La Commissione europea “ritiene che gli investimenti privati nel settore del gas e del nucleare possano svolgere un ruolo nella transizione” energetica.

Così si legge nella nota con cui l’esecutivo comunitario ha presentato oggi la sua proposta definitiva di regolamento delegato sulla tassonomia per gli investimenti sostenibili.

Bruxelles conferma così l’orientamento delineato nella contestata bozza in circolazione da circa un mese, di includere atomo e metano tra gli investimenti verdi.

Il documento definitivo (link in basso) presenta solo aggiustamenti marginali rispetto al testo noto finora: la previsione di tempi più rapidi per rendere i nuovi impianti a gas compatibili con i combustibili low carbon e norme più stringenti sulla trasparenza dei prodotti finanziari legati a gas e nucleare.

I paletti al nucleare

In sintesi, secondo il regolamento proposto, le nuove tecnologie per il nucleare a ciclo del combustibile chiuso (la cosiddetta quarta generazione), ancora in fase di studio, saranno sempre ammessi come investimenti sostenibili, per incentivare la ricerca e l’innovazione.

Le nuove centrali realizzate “con le migliori tecnologie esistenti disponibili” (la cosiddetta generazione III+), saranno invece considerate investimenti utili alla transizione se otterranno il permesso di costruzione entro il 2045. Le modifiche e gli ammodernamenti degli impianti nucleari esistenti ai fini del prolungamento della vita, infine, saranno riconosciuti fino al 2040 (data di approvazione da parte dell’autorità competente).

Quanto alla questione scorie, gli Stati in cui i progetti ammissibili saranno proposti, dovranno avere impianti di smaltimento dei rifiuti a bassa attività già operativi e un piano dettagliato per rendere operativa, entro il 2050, una soluzione per le scorie ad alta radioattività.

I limiti per il gas

Per quel che riguarda il gas, è ammesso tra gli investimenti verdi sia per la produzione di energia elettrica che per la cogenerazione ad alto rendimento, teleriscaldamento e teleraffrescamento.

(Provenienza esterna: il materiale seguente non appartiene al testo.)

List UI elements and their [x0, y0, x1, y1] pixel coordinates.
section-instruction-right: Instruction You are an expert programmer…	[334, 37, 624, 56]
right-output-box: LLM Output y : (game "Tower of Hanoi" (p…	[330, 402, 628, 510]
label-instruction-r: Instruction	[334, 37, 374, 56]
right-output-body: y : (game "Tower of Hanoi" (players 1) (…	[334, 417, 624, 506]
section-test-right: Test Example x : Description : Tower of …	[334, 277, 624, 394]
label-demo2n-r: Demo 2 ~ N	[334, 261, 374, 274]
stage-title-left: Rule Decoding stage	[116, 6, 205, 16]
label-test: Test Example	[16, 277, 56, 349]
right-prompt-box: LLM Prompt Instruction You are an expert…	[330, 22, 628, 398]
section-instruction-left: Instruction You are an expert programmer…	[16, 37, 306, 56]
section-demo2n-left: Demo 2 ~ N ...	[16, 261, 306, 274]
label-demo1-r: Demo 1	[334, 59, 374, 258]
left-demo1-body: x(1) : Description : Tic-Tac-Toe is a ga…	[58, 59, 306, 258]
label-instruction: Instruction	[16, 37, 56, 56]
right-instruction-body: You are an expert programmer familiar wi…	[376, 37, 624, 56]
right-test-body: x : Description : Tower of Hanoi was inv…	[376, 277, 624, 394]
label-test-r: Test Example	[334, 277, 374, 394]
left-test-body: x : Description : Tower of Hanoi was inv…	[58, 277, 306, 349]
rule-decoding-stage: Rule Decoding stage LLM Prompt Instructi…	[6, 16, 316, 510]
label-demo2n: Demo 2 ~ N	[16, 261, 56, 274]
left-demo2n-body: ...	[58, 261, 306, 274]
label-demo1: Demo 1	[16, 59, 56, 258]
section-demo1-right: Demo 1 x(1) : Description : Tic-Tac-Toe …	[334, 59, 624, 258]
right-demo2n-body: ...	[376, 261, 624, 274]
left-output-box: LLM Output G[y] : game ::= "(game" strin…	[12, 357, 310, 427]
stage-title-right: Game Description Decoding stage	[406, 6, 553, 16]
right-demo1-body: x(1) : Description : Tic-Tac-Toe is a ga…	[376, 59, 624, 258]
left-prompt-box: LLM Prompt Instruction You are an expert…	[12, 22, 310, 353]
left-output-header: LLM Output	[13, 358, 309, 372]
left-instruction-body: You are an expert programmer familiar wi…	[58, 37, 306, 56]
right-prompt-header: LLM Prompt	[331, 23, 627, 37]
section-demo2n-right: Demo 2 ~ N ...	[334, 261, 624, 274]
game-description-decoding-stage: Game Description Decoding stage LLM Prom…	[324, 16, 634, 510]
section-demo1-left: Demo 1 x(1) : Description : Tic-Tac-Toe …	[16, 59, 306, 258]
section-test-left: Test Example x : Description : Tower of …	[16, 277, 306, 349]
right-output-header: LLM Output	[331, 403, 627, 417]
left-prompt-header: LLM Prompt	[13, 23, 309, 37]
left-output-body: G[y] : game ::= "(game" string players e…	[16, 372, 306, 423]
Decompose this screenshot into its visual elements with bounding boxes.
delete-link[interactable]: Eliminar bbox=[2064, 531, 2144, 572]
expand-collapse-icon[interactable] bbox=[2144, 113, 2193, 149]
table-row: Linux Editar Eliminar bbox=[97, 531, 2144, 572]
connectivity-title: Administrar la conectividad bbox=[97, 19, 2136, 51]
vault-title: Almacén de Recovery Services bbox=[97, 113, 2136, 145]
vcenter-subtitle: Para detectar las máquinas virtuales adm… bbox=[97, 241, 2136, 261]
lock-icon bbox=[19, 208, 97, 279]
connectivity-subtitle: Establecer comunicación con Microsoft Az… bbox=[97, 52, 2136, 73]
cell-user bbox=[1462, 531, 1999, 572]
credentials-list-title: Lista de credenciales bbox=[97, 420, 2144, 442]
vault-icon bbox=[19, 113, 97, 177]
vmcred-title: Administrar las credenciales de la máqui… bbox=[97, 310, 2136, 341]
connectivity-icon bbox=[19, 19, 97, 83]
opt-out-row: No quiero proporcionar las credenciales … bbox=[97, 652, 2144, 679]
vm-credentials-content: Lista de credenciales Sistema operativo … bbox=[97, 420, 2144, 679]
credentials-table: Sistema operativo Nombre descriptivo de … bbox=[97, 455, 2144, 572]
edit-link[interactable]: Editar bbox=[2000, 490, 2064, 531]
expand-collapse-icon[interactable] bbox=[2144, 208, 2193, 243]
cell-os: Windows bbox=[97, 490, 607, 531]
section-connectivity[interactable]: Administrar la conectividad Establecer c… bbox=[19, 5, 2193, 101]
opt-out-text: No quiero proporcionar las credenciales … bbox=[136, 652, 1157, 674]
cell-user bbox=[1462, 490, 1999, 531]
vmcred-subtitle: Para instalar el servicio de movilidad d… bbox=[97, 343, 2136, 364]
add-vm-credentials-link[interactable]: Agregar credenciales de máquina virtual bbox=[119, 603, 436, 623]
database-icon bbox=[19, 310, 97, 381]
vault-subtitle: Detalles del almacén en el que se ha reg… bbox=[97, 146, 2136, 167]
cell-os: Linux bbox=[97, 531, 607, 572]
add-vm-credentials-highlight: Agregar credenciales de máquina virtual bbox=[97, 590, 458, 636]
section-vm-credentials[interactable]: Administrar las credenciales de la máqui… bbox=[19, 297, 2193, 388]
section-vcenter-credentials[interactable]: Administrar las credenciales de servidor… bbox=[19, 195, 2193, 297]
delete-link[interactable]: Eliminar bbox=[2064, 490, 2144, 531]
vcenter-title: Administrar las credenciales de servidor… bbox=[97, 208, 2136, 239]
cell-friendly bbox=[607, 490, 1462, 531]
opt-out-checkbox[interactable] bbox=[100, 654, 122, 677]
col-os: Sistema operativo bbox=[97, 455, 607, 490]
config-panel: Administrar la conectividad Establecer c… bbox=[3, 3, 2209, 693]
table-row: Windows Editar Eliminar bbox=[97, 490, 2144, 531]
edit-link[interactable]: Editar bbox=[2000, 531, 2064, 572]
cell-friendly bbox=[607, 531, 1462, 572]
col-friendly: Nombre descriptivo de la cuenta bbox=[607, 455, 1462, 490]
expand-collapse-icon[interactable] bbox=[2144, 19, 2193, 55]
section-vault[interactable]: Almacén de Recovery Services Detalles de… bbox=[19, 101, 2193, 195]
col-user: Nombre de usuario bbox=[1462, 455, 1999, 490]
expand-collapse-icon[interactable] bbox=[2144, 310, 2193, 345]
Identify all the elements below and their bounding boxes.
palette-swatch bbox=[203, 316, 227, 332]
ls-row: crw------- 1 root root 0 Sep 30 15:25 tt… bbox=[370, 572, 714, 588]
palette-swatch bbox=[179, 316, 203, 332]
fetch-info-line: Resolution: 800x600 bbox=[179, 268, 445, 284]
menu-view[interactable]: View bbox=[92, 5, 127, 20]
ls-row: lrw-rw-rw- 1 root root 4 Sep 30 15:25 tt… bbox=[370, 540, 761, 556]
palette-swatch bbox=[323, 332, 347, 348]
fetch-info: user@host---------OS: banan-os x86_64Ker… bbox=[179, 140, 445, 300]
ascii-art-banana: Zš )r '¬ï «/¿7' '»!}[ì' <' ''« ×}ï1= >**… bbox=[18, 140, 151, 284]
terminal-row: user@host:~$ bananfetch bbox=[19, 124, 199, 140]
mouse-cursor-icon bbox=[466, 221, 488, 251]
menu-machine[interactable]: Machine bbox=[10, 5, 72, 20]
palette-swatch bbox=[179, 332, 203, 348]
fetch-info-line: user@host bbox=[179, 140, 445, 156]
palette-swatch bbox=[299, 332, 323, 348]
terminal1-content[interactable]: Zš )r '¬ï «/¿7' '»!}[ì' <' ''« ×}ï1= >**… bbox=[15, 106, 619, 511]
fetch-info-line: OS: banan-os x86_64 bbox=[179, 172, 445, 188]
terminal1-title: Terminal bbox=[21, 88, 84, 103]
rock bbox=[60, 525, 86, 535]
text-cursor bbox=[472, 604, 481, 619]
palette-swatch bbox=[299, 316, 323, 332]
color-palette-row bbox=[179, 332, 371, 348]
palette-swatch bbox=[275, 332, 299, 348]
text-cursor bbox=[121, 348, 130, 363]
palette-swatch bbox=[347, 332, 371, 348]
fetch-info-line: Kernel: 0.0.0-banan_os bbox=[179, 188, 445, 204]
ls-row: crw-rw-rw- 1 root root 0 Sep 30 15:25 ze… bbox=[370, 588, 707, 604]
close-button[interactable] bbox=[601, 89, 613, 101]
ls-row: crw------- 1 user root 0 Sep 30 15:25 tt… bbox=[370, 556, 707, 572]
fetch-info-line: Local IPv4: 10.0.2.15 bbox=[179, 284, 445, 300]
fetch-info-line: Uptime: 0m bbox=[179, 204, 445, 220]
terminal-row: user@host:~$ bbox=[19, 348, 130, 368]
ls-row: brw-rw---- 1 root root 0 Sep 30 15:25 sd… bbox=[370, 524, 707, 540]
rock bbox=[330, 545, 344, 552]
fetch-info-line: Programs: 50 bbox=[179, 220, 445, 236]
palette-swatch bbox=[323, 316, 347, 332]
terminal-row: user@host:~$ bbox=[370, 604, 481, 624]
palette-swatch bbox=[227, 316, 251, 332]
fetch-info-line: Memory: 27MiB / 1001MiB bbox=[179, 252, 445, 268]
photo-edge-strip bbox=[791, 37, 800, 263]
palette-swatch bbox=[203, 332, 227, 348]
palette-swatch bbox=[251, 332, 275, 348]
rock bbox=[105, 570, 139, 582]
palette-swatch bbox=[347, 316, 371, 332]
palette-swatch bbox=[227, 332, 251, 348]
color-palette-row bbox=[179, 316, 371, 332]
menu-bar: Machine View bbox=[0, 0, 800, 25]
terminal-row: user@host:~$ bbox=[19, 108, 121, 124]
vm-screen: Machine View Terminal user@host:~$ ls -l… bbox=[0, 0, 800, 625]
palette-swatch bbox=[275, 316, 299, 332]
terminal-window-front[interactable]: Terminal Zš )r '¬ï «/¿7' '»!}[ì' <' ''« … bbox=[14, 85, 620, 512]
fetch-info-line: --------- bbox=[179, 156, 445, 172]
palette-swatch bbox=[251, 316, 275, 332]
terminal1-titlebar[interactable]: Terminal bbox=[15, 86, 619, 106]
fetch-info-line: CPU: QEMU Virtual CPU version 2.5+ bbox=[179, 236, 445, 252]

Le nuove centrali che otterranno il permesso a costruire entro il 2030, laddove le rinnovabili “non siano disponibili su scala sufficiente”, dovranno avere emissioni dirette inferiori a 270 gCO2e/kWh o, per l’attività di generazione elettrica, una media su 20 anni non superiore a 550 kg CO2e/kW (dopo il 2030 il limite scenderà a 100 gCO2e/kWh).

I progetti dovranno inoltre soddisfare una serie di condizioni cumulative: sostituire un impianto che utilizza combustibili fossili solidi o liquidi, leggasi carbone o olio combustibile, ed essere pronte per essere alimentate a gas rinnovabili o a basse emissioni entro il 2035.

Non sono state dunque accolte le richieste dell’Italia, che con una lettera inviata alla Commissione aveva chiesto limiti più flessibili per il gas, dato che, come avevamo spiegato, la definizione attuale renderebbe difficile etichettare come sostenibili nuove centrali nel nostro Paese.

Prossimi passi e primi commenti

La proposta di regolamento delegato presentata oggi dalla Commissione dovrà ora essere esaminata dall’Europarlamento e dal Consiglio Europeo, che avranno quattro mesi, estendibili su richiesta per altri due, per sollevare eventuali obiezioni o revocare la delega alla Commissione.

Il Consiglio potrà opporsi solo con una maggioranza qualificata rafforzata (almeno 20 Stati membri che rappresentino almeno il 65% della popolazione Ue), mentre il Parlamento europeo anche a maggioranza semplice (353 deputati su un totale di 705).

Tra i primi comunicati critici appena giunti in redazione quello di Legambiente, che parla di “un duro colpo al Green Deal Europeo e a una ambiziosa politica climatica in linea con l’obiettivo di 1.5 °C indispensabile per fronteggiare l’emergenza climatica”.